Es sind unruhige Zeiten: Im Internet werden Hass und Hetze immer lauter. Auf der Straße steigt die Zahl jugendlicher Straftäter, die auch nicht davor zurückschrecken, ein Messer zu zücken. Und parallel dazu setzen Betrüger auf immer perfidere Maschen, um die Bürger um ihr Erspartes zu bringen. Zu den Opfern gehören nicht mehr nur Senioren. Die Zahlen, die in dieser Woche präsentiert werden, zeigen: Justiz und Polizei sind stärker gefordert denn je. Letztere startet gleich zwei Aktionen, um die Bürger vor Trickbetrug zu warnen. Mit im Boot sind Apotheken in der ganzen Stadt.
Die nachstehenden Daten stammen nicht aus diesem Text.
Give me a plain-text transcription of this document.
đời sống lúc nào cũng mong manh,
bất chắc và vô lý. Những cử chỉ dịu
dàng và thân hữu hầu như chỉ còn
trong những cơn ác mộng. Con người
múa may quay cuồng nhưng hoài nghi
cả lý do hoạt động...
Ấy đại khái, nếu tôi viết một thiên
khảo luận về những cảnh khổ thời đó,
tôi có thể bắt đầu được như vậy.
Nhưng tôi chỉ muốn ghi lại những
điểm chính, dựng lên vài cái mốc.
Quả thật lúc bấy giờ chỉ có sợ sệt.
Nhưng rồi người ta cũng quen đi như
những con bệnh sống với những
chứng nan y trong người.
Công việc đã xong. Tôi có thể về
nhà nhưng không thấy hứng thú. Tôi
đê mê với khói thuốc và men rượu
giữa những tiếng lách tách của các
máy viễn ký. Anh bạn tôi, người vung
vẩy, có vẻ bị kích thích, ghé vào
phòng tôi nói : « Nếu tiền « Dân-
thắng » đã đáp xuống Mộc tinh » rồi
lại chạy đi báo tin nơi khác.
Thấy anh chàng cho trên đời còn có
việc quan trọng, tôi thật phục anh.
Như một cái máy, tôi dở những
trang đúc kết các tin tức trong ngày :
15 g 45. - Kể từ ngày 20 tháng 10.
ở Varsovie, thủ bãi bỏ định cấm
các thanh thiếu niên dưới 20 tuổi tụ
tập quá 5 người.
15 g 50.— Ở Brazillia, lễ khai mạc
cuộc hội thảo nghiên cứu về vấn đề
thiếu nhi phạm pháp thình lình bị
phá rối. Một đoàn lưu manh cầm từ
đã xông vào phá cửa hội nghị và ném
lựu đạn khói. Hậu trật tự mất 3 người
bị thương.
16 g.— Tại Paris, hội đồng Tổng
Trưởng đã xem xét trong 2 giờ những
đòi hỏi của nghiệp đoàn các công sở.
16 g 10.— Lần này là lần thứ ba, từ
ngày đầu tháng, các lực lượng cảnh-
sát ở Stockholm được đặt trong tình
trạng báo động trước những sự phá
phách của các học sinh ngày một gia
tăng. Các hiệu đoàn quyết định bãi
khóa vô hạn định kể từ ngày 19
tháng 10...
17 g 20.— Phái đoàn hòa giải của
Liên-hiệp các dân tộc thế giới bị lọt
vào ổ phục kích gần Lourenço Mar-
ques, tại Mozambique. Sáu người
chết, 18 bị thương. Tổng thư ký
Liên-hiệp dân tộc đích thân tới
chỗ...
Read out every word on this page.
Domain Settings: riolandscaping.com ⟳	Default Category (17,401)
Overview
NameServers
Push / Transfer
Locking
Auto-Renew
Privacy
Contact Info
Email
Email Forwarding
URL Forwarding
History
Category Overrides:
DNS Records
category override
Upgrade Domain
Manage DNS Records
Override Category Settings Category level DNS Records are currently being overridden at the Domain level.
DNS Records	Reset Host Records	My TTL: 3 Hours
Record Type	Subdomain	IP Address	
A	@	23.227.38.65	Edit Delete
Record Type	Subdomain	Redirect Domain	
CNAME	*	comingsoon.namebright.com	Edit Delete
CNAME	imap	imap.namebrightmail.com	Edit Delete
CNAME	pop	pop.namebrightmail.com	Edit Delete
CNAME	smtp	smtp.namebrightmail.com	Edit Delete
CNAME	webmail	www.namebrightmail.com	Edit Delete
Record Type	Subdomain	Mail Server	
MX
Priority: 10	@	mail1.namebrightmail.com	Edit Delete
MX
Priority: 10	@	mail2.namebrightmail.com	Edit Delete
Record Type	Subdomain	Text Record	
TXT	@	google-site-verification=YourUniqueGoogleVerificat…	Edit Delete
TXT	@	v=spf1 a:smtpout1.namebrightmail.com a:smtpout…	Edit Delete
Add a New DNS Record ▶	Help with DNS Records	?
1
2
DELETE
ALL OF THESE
Auf den ersten Blick erinnert das Geschenk an eine Packung Zigaretten. Doch die kleine Box, die Senioren derzeit in Apotheken bekommen, ist weitaus sinnvoller. Drin sind nämlich Taschentücher und drauf wichtige Tipps gegen Trickbetrug! Mit den Packerln wollen die Polizei und das Münchner Sicherheitsforum ältere Bürger auf die vielen Maschen aufmerksam machen, mit denen Kriminelle auf Beute aus sind. Der Schaden lag allein 2022 bei 8,08 Millionen Euro. Um dem perfiden Treiben entgegenzuwirken, hat die Polizei ein ganzes Maßnahmen-Paket geschnürt.
Dazu gehört auch ein spezielles Theaterstück, in welchem es um Schockanrufe, den Enkeltrick und falsche Polizisten geht. Vor zwei Jahren gab es bereits Warnhinweise auf Bäckertüten. Heuer werden eine Million Infokarten direkt an die Bürger verschickt, parallel gehen 9000 Taschentuch-Packungen an Senioren. „Es ist wichtig, die Menschen zu erreichen“, so Polizeipräsident Thomas Hampel beim Fototermin in der Internationalen Leopold Apotheke von Meriem Boumaiza. Kommunalreferentin Kristina Frank, die das Sicherheitsforum vertritt, gefallen die Botschaften: Legen Sie auf. Übergeben sie niemals Geld. Rufen Sie immer die Polizei. „Wir wollen den Menschen die Scheu nehmen“, sagt Frank. Wer gut informiert ist, so ihre Hoffnung, lässt sich vielleicht auch nicht so schnell überrumpeln. Dann, wenn der falsche Handwerker vor der Tür steht oder ein Trickbetrüger am Telefon ist.
Letzteres war bei einem Münchner im vergangenen Sommer der Fall: Der 81-Jährige hat 500 000 Euro an falsche Bankangestellte verloren. Besonders dreist: In dieser Woche haben ihn die Betrüger wieder angerufen. Um sein Geld zurückzubekommen, hieß es, müsse er Steuern zahlen. Der Senior glaubte diese Lügengeschichte und verlor so noch einmal 35 000 Euro.